A Chinese surveillance agency with an ownership stake in TikTok’s parent company targeted critics of the Chinese Communist Party as part of a "transnational repression scheme," the U.S. Justice Department said on Monday.
Federal prosecutors announced charges against 42 Chinese nationals involved in the espionage scheme, including two who serve at China’s Cyberspace Administration. The CCP agency, which regulates China’s internet, purchased a "golden share" in TikTok parent company ByteDance in 2021 that gives it veto power over certain company decisions. The agency recently put a director from its bureau overseeing data security on ByteDance’s board of directors, the Wall Street Journal reported.
The charges will likely add to concerns with Beijing’s influence over Chinese tech companies such as TikTok that operate in the United States. American officials fear the Chinese government can use TikTok to surveil Americans and peddle pro-Beijing propaganda. The Justice Department is already investigating ByteDance for spying on American journalists, according to reports that allege ByteDance employees accessed journalist IP addresses and location data through TikTok in order to root out leaks about the company’s ties to China.

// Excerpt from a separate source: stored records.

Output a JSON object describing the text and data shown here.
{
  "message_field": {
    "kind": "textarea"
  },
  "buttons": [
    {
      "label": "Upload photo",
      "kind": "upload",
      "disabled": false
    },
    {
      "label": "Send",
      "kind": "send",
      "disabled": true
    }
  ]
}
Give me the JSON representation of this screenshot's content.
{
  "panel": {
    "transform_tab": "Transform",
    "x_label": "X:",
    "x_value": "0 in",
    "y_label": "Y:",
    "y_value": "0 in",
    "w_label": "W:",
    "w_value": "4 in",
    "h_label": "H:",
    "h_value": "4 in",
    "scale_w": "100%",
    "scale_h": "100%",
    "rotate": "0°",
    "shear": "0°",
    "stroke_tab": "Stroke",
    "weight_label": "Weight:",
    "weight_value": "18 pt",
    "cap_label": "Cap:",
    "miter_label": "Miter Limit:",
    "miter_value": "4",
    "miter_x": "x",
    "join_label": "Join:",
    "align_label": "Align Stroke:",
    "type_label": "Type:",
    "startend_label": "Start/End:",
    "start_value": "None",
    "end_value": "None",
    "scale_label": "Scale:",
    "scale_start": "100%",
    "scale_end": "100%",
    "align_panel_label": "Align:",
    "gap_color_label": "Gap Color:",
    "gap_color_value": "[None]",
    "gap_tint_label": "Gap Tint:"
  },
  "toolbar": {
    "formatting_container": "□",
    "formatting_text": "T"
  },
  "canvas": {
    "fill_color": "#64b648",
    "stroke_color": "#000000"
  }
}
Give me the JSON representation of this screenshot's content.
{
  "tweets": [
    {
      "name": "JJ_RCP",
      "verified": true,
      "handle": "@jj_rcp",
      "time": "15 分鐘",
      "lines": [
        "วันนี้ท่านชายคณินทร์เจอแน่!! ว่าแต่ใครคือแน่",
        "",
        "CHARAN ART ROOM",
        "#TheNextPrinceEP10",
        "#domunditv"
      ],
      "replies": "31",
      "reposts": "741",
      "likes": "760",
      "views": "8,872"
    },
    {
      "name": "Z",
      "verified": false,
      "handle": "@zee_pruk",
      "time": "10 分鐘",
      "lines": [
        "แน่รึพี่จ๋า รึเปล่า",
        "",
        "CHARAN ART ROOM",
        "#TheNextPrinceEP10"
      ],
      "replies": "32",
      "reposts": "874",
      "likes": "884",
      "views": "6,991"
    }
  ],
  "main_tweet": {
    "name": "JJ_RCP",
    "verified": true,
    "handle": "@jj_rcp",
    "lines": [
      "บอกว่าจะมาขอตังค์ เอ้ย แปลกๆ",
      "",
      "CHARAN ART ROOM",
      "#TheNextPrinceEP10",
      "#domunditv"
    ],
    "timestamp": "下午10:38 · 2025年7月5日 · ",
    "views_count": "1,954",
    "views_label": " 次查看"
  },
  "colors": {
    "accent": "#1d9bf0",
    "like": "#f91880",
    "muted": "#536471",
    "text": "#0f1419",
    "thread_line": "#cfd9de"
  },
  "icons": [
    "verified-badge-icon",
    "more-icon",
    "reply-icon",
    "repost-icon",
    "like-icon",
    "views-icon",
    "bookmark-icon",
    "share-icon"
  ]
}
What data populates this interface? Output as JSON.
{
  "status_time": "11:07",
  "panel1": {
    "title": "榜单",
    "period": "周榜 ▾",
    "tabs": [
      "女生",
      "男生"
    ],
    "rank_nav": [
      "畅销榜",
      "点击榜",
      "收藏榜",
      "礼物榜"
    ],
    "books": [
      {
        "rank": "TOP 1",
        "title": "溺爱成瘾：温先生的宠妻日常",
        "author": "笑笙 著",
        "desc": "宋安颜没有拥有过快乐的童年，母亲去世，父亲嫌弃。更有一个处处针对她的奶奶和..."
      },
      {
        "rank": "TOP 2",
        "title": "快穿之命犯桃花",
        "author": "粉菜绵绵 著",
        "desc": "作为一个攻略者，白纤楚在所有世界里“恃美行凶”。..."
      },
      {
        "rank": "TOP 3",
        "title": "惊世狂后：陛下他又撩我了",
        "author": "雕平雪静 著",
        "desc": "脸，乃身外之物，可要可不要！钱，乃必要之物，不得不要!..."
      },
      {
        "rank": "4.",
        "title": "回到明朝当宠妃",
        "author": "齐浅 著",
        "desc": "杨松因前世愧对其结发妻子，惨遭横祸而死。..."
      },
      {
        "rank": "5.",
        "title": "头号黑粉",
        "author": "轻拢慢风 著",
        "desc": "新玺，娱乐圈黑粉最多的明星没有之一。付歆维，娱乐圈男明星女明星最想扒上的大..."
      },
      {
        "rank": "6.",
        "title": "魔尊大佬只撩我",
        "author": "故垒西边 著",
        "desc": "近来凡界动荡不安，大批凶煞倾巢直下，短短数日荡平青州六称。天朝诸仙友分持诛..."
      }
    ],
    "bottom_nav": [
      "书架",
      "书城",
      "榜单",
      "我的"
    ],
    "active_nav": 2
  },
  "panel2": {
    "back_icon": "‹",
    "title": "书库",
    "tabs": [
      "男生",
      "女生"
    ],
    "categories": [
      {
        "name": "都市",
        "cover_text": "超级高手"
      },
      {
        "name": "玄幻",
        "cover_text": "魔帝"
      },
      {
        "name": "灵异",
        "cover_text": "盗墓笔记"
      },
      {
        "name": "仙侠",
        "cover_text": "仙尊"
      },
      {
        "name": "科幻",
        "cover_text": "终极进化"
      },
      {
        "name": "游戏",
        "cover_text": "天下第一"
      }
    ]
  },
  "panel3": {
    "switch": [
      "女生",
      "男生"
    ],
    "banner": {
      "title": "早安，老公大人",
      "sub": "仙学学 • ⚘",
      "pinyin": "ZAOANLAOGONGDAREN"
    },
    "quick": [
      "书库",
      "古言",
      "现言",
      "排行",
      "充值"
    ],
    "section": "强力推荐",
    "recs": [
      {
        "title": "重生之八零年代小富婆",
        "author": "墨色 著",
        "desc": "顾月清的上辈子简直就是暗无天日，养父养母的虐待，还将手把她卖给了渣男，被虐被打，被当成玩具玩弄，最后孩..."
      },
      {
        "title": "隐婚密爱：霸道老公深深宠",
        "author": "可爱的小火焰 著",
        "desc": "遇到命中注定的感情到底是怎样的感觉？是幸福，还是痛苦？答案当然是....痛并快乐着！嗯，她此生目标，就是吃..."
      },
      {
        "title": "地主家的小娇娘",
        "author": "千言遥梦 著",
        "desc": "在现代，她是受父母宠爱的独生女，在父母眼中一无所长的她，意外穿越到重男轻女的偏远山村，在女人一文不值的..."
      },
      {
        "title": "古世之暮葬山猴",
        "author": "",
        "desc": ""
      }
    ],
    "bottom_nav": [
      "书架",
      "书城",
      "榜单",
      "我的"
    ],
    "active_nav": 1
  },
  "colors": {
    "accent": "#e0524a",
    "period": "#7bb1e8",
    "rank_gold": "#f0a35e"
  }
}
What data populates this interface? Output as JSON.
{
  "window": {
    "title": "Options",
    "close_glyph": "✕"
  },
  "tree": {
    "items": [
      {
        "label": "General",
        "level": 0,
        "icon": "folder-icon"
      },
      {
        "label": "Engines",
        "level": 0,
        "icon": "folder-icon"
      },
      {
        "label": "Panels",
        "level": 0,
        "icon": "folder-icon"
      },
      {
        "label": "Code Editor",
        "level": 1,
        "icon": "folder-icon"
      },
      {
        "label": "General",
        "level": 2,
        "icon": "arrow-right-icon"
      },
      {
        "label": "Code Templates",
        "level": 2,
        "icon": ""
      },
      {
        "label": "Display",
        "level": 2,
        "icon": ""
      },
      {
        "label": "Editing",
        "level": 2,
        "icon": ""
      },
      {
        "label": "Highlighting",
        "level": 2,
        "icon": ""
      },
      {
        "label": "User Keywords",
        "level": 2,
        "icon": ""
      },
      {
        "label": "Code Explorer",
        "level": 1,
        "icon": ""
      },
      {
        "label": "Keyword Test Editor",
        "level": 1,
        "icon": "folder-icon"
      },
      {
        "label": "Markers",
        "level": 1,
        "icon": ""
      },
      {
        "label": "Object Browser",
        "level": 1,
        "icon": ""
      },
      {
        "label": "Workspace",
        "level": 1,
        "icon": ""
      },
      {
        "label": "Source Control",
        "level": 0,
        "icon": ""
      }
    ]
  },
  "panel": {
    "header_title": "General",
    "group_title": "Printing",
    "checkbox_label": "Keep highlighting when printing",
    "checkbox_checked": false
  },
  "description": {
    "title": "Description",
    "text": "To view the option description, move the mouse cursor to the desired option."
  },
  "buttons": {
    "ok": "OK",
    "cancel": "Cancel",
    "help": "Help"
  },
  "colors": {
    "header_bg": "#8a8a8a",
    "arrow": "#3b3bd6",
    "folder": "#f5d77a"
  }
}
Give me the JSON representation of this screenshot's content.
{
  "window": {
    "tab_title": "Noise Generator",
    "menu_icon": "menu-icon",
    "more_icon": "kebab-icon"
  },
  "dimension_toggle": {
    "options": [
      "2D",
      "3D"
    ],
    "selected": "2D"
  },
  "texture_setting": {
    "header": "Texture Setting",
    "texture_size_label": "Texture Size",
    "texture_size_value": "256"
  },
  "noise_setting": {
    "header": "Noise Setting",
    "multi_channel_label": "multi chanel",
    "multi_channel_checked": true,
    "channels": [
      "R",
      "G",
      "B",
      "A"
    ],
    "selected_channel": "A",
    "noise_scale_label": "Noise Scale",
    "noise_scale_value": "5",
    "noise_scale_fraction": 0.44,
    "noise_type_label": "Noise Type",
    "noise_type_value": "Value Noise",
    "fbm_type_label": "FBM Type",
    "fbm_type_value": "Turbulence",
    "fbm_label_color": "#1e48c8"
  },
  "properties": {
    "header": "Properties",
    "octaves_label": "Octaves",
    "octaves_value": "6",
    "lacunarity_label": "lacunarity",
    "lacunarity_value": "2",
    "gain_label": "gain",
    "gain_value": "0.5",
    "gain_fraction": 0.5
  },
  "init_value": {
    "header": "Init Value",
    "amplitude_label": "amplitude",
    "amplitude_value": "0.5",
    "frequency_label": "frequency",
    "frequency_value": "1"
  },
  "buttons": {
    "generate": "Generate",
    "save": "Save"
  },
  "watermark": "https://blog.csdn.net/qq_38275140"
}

Officials working with China’s Cyberspace Administration and Ministry of Public Security directed a Chinese national named Julien Jin to disrupt meetings held by Chinese-American dissidents on Zoom, the popular video conferencing platform, according to a copy of the latest charges published by the Justice Department. In a separate but related case also disclosed on Monday, the Justice Department charged two Chinese government agents with "opening and operating an illegal overseas police station" in New York City. Both cases shed new light on the CCP’s efforts inside the United States to police discourse and target Chinese dissidents.
"China’s Ministry of Public Security used operatives to target people of Chinese descent who had the courage to speak out against the Chinese Communist Party—in one case by covertly spreading propaganda to undermine confidence in our democratic processes and, in another, by suppressing U.S. video conferencing users’ free speech," Kurt Ronnow, the FBI’s acting assistant director for the counterintelligence division, said in a statement. "We aren’t going to tolerate CCP repression—its efforts to threaten, harass, and intimidate people—here in the United States."
Rep. Jim Banks (R., Ind.), who first raised concerns about CCP spy operations in America last year, said the Justice Department's investigations followed months of pressure from congressional Republicans.
"It took pressure from a group of House Republicans and six months of hand-wringing for the Biden administration to finally do something about an illegal, Chinese Communist Party police station on U.S. soil," Banks told the Washington Free Beacon. "China was emboldened by Joe Biden’s closure of the Justice Department’s China Initiative, which is one of the most cowardly and short sighted decisions I’ve ever seen. We’ve seen this administration respond to China’s aggression by sticking its head in the sand again and again. Only public outrage will spur a response to Communist Party aggression."
Jin and the Chinese officials repeatedly terminated video chat meetings held by a New York City-based dissident "who has been a vocal critic of the PRC government and the Chinese Communist Party," prosecutors said. In 2019, Jin collaborated with the Chinese agency officials to block accounts that sought to commemorate the Tiananmen Square Massacre.
China’s Cyberspace Administration—which the Justice Department identified as a major cog in the Communist government’s spy apparatus—owns a stake in ByteDance through the China Internet Investment Fund. The arrangement provides the agency a "golden share" on the ByteDance board. Beijing has increasingly used the "golden share" arrangement to exercise control of China’s leading tech companies.
The Cyberspace Administration’s intent with its golden share arrangement with ByteDance is to "make sure the government had a say in the fate of TikTok’s algorithm," according to the Wall Street Journal.
The official appointed to serve on the ByteDance board, Chinese Communist Party official Wu Shugang, once expressed his hope that "the Chinese traitors preaching so-called 'human rights and freedom' go to hell," according to the Financial Times.
TikTok’s entanglement with the Chinese government is fueling a push in Congress to regulate the social media app and potentially outlaw its use. This has fueled a massive lobbying and advertisement campaign by TikTok pushing back against the efforts. In March, TikTok hired the Democratic lobbying firm SKDK to handle its communications work. Anita Dunn, a founding partner at SKDK, serves as a senior adviser to President Joe Biden.
A growing number of Democrats have come out against the TikTok ban. Rep. Jamaal Bowman (D., N.Y.) has accused Republicans who support the ban of "racism" and said he has not seen evidence that China uses TikTok to conduct espionage.